Mesa State hopes to offer swine flu vaccine

Mesa State College can count a handful of its students and employees among the 793 cases of flu-like illness at Colorado colleges this school year.

So far, Mesa State hasn’t seen a single confirmed case of the ominous H1N1 flu.

The school has encouraged students to wash their hands, stay home when they’re sick and call the health sciences department when they’re sick to run through a list of their symptoms with Kristi Reuss, head of the college’s health sciences department. Reuss uses the list to screen for potential cases of H1N1.

“So far we’ve had no (flu) cases with kids in the dorms,” Reuss said.

Not all colleges have been so lucky. The University of Colorado at Boulder had four students test positive for H1N1 earlier this month, and a Colorado State University student also tested positive. Only students and staff tested at a hospital have their H1N1 status confirmed.

Mesa State will likely sponsor an H1N1 vaccination clinic sometime this fall, Reuss said.

The Tamiflu vaccine will not protect against H1N1, so a separate vaccine is needed.

Reuss said Tamiflu’s target population is the elderly, but children and young adults are some of the primary targets for the H1N1 vaccine.

“This is a different influenza because the folks that are getting it are a younger population.
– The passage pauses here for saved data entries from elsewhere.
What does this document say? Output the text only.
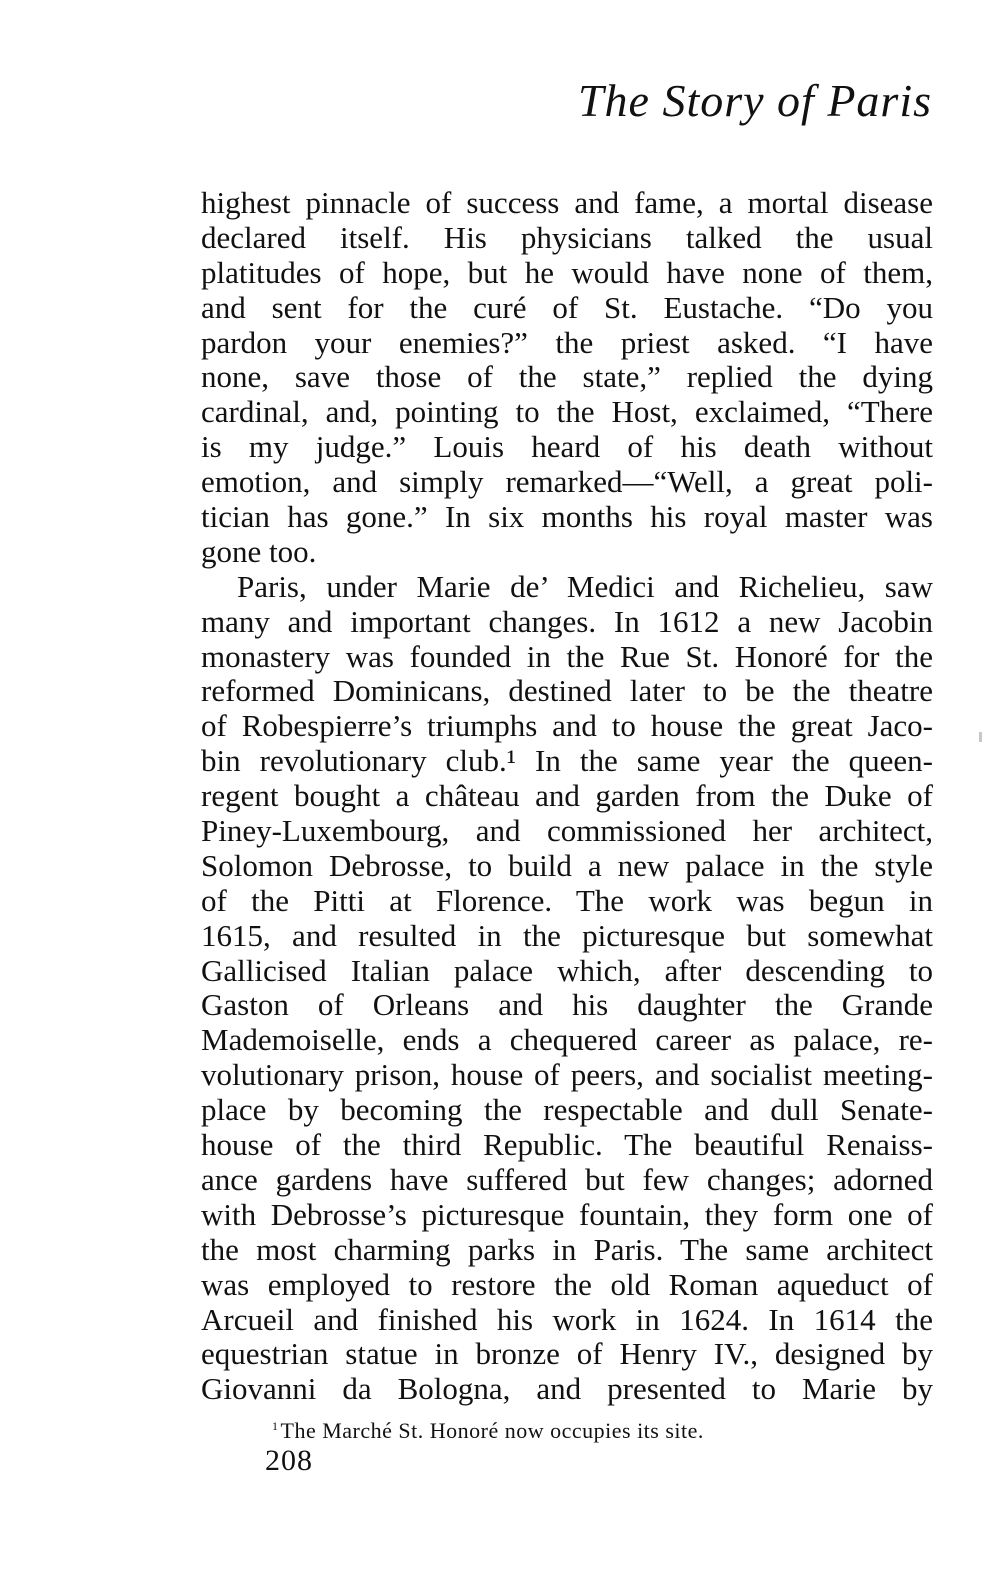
The Story of Paris
highest pinnacle of success and fame, a mortal disease
declared itself. His physicians talked the usual
platitudes of hope, but he would have none of them,
and sent for the curé of St. Eustache. “Do you
pardon your enemies?” the priest asked. “I have
none, save those of the state,” replied the dying
cardinal, and, pointing to the Host, exclaimed, “There
is my judge.” Louis heard of his death without
emotion, and simply remarked—“Well, a great poli-
tician has gone.” In six months his royal master was
gone too.
Paris, under Marie de’ Medici and Richelieu, saw
many and important changes. In 1612 a new Jacobin
monastery was founded in the Rue St. Honoré for the
reformed Dominicans, destined later to be the theatre
of Robespierre’s triumphs and to house the great Jaco-
bin revolutionary club.¹ In the same year the queen-
regent bought a château and garden from the Duke of
Piney-Luxembourg, and commissioned her architect,
Solomon Debrosse, to build a new palace in the style
of the Pitti at Florence. The work was begun in
1615, and resulted in the picturesque but somewhat
Gallicised Italian palace which, after descending to
Gaston of Orleans and his daughter the Grande
Mademoiselle, ends a chequered career as palace, re-
volutionary prison, house of peers, and socialist meeting-
place by becoming the respectable and dull Senate-
house of the third Republic. The beautiful Renaiss-
ance gardens have suffered but few changes; adorned
with Debrosse’s picturesque fountain, they form one of
the most charming parks in Paris. The same architect
was employed to restore the old Roman aqueduct of
Arcueil and finished his work in 1624. In 1614 the
equestrian statue in bronze of Henry IV., designed by
Giovanni da Bologna, and presented to Marie by
$^1$The Marché St. Honoré now occupies its site.
208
There’s some thought that maybe older individuals were exposed to something similar enough (to H1N1) that they have some antibodies or protection against it,” Reuss said.

Pregnant women, people 6 months to 24 years old, emergency medical personnel, people that care for young children and people 25 to 65 years old with health conditions that may face complication with flu symptoms will be some of the first to receive the H1N1 vaccine, Mesa County Health Department spokeswoman Kristy Emerson said.

The vaccine eventually will be available to everyone, she said, but target populations will get the shot first.

Emerson said the Health Department hopes to get the vaccine in mid- to late-October.

No H1N1 vaccination clinics have been scheduled at local schools, but School District 51 spokesman Jeff Kirtland said the district has been preparing to deal with the virus.

Kids are encouraged to stay home if they’re sick, but the rapid onset of the flu leaves the chance a student will first start feeling sick after they’ve gotten off the school bus.

If a student is sent to the school nurse and is believed to have the flu, each school has designated a place where the student can be isolated until a parent or guardian takes the child home, Kirtland said.

Each school has been provided sanitary wipes, disinfectant for high-traffic areas such as computer labs and work desks, and training for students to prevent spreading germs.

“If you ask any kid in the district where to cough, they’ll put their elbow in front of their face,” Kirtland said.

Kirtland said the district has noticed more students out sick earlier than usual this year, but he “can’t necessarily attribute that to one certain thing.”